Chercheur de renommée internationale, Andrey Kalinichev étudie le comportement des résidus radioactifs au contact des roches de type argileux utilisées comme barrière, dans le cadre de la chaire d’IMT Atlantique dédiée au stockage de ces déchets. Des travaux qui peuvent jouer un rôle clé dans le projet de site d’enfouissement de Bure.
Que faire des déchets radioactifs ?
Que faire des déchets radioactifs ? Comment vont - ils évoluer avec le temps ? Et quels sont réellement les risques ? Alors que les pouvoirs publics français viennent d’annoncer la relance de la filière nucléaire et que plusieurs autres pays s’engagent sur la même voie, la question des résidus de cette industrie se pose avec acuité. D’autant que, dans le même temps, le projet d’enfouissement sur le site Cigéo de Bure avance à grands pas.
C’est sur ce sujet (entre autres) que planche depuis une bonne dizaine d’années Andrey Kalinichev, chercheur à SUBATECH (Laboratoire de physique subatomique et des technologies associées) une unité mixte de recherche associant le CNRS/ IN2P3, IMT Atlantique et l’Université de Nantes.
Ce spécialiste de chimie physique affiche un profil singulier : d’origine russe, il a travaillé aux Etats-Unis, avant de rejoindre IMT Atlantique, et depuis 2010, la chaire « Stockage et entreposage des déchets radioactifs » qui réunit l’Andra (1), Orano (l’ex-New Areva), EDF et la Fondation EDF. Créée en 2009, cette chaire a déjà été renouvelée deux fois, en 2014 et 2019.
Andrey Kalinichev étudie le comportement des résidus radioactifs
« Nous ne travaillons pas sur des solutions technologiques immédiatement applicables, prévient d’emblée Andrey Kalinichev. Ce que nous faisons, c’est avant tout de la recherche fondamentale : il s’agit de modéliser le comportement des éléments radioactifs et leurs interactions au contact de matériaux comme l’argile ou le béton, jusqu’à l’échelle de l’atome. » Ces radionucléides, dont l’activité peut varier dans des proportions considérables, ont une durée de vie allant de quelques femto-secondes (2) à plusieurs millions d’années. « Nous cherchons à analyser de la façon la plus précise possible des phénomènes comme l’adsorption et rétention de radionucléides dans les roches argileuses et les matériaux cimentaires, ou la corrosion des matériaux métalliques soumis à des radiations, qui peuvent affecter les performances à très long terme des roches argileuses comme barrière », poursuit le chercheur.
De nombreuses pistes de recherche
Avec ses collègues, Andrey Kalinichev a notamment développé un champ de force baptisé ClayFF, qui permet de modéliser, à l’aide de puissants moyens informatiques, le comportement de matériaux en couches, et en particulier des minéraux argileux ou assimilés. « Nous espérons ainsi fournir une base solide de connaissances pour les technologies de stockage souterrain de ces déchets », indique-t-il. Il étudie aussi le comportement des radionucléides sous forme gazeuse dans les alvéoles d’un site de stockage géologique. De quoi améliorer grandement la capacité à prédire la sûreté de ce type de confinement à très long terme - sur des périodes de plusieurs milliers d’années, voire beaucoup plus. Ces travaux ont en outre permis à SUBATECH d’acquérir une visibilité internationale de premier plan.

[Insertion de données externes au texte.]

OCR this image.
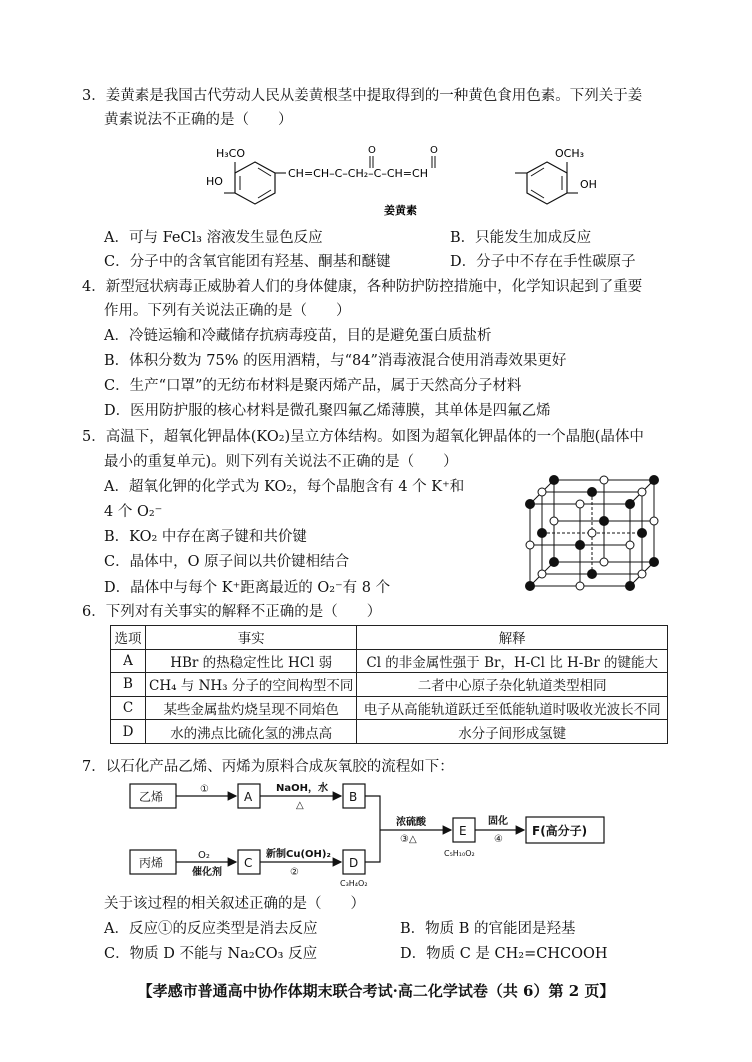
3．姜黄素是我国古代劳动人民从姜黄根茎中提取得到的一种黄色食用色素。下列关于姜
黄素说法不正确的是（　　）
H₃CO
HO
CH=CH–C–CH₂–C–CH=CH
O	O	OCH₃
OH
姜黄素
A．可与 FeCl₃ 溶液发生显色反应	B．只能发生加成反应
C．分子中的含氧官能团有羟基、酮基和醚键	D．分子中不存在手性碳原子
4．新型冠状病毒正威胁着人们的身体健康，各种防护防控措施中，化学知识起到了重要
作用。下列有关说法正确的是（　　）
A．冷链运输和冷藏储存抗病毒疫苗，目的是避免蛋白质盐析
B．体积分数为 75% 的医用酒精，与“84”消毒液混合使用消毒效果更好
C．生产“口罩”的无纺布材料是聚丙烯产品，属于天然高分子材料
D．医用防护服的核心材料是微孔聚四氟乙烯薄膜，其单体是四氟乙烯
5．高温下，超氧化钾晶体(KO₂)呈立方体结构。如图为超氧化钾晶体的一个晶胞(晶体中
最小的重复单元)。则下列有关说法不正确的是（　　）
A．超氧化钾的化学式为 KO₂，每个晶胞含有 4 个 K⁺和
4 个 O₂⁻
B．KO₂ 中存在离子键和共价键
C．晶体中，O 原子间以共价键相结合
D．晶体中与每个 K⁺距离最近的 O₂⁻有 8 个
6．下列对有关事实的解释不正确的是（　　）
选项	事实	解释
A	HBr 的热稳定性比 HCl 弱	Cl 的非金属性强于 Br，H-Cl 比 H-Br 的键能大
B	CH₄ 与 NH₃ 分子的空间构型不同	二者中心原子杂化轨道类型相同
C	某些金属盐灼烧呈现不同焰色	电子从高能轨道跃迁至低能轨道时吸收光波长不同
D	水的沸点比硫化氢的沸点高	水分子间形成氢键
7．以石化产品乙烯、丙烯为原料合成灰氧胶的流程如下：
乙烯	A	B
丙烯	C	D
E	F(高分子)
①	NaOH，水
△
O₂
催化剂
新制Cu(OH)₂
②
浓硫酸
③△
固化
④
C₅H₁₀O₂
C₃H₄O₂
关于该过程的相关叙述正确的是（　　）
A．反应①的反应类型是消去反应	B．物质 B 的官能团是羟基
C．物质 D 不能与 Na₂CO₃ 反应	D．物质 C 是 CH₂=CHCOOH
【孝感市普通高中协作体期末联合考试·高二化学试卷（共 6）第 2 页】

Andrey Kalinichev est l’un des chercheurs qui comptent à leur actif le plus grand nombre de publications de haut niveau en matière de chimie physique et chimie des matériaux (une quinzaine d’articles parus dans des revues internationales au cours des trois dernières années seulement). Il intervient aussi dans de nombreux colloques scientifiques.

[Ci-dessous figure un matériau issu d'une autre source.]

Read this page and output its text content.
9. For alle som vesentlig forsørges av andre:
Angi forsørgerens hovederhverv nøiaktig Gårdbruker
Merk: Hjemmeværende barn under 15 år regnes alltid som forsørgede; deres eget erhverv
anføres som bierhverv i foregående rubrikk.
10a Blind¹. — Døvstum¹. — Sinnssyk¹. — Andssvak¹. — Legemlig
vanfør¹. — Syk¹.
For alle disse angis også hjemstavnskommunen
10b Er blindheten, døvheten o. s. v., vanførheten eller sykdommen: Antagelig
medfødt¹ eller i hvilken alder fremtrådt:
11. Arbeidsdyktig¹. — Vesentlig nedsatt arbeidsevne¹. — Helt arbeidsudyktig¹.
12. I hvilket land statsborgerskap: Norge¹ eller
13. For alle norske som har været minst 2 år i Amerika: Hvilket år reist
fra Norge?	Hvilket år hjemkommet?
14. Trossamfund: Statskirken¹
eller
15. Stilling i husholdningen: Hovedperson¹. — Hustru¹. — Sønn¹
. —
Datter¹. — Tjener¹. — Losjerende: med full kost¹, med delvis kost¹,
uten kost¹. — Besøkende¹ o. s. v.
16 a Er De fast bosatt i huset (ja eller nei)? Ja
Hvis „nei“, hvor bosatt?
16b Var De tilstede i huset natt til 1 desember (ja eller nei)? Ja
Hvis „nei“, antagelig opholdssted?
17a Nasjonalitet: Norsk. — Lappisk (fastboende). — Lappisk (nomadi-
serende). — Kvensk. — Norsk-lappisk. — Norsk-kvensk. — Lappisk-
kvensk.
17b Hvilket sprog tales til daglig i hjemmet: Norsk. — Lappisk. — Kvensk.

Parallèlement à la chaire, Andrey Kalinichev collabore avec le département Systèmes Energétiques et Environnement de l’école. Il s’intéresse à d’autres sujets, notamment à la « séquestration » géologique du dioxyde de carbone. Et ses travaux pourraient s’appliquer à bien d’autres domaines, comme l’extraction éco-responsable de gaz de schiste, ou encore la livraison ciblée de médicaments dans le corps humain. Ils pourraient même apporter un éclairage sur les origines de la vie en aidant à développer une meilleure compréhension à l'échelle moléculaire fondamentale des effets catalytiques des surfaces minérales sur la synthèse organique prébiotique au début de l'histoire de notre planète.
« Tous ces sujets intéressent bien sûr le grand public, qui s’en inquiète parfois, observe Andrey Kalinichev. Il s’agit de questions très complexes, auxquelles il n’existe pas de réponses simples. C’est pourquoi nous devons nous attacher à rendre nos connaissances accessibles au plus grand nombre, afin d’améliorer la confiance de la société dans les choix des industriels. C’est un enjeu très important. »
(1) Agence nationale pour la gestion des déchets radioactifs.